To whomever came up with this brilliant floor plan? Thank you.
Aside from my much-loved bathroom and closet I really have no space that belongs to me. Unless you count the small desk I consider my “office” in our den/Maya’s area to make a giant mess.
I will admit that I am pretty selfish with the 25 square feet allocated to me. But in my defense, one has to be selfish around here – it’s survival of the fittest. That’s why I’ve made it pretty clear that I don’t want anyone:
- Putting their dirty little feet on my desk. (Yes, this really does happen.)
- Sitting in my chair.
- Eating at my desk.
- Placing even so much as their pencil on my desk.
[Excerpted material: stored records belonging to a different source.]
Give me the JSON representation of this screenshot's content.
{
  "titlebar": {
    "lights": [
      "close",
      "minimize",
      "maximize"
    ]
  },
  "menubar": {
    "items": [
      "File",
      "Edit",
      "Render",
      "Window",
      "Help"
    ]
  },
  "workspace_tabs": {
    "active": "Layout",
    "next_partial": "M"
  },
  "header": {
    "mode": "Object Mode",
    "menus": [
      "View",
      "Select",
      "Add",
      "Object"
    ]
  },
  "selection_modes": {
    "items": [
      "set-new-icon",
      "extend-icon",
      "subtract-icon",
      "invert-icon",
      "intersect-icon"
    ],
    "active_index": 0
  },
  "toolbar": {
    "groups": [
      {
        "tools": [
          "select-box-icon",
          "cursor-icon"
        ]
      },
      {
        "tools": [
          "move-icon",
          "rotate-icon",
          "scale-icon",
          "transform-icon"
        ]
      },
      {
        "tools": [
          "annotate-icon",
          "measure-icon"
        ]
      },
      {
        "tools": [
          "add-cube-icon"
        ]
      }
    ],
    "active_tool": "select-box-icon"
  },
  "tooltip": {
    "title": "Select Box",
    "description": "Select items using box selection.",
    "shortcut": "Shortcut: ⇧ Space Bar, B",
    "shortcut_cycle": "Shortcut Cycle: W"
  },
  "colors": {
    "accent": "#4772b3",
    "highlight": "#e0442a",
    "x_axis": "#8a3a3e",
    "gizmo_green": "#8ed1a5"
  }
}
- Sitting under my desk. (Sigh.)
Apparently I have to add yet one more rule to my list…I do not want anyone standing next to my desk while simultaneously working on their computer, loudly chewing, and talking on speakerphone for 15 minutes straight.
No, I never thought I’d ever come up with such a lengthy and random rule either. But 10 years of marriage and a high-maintenance family will do that to you.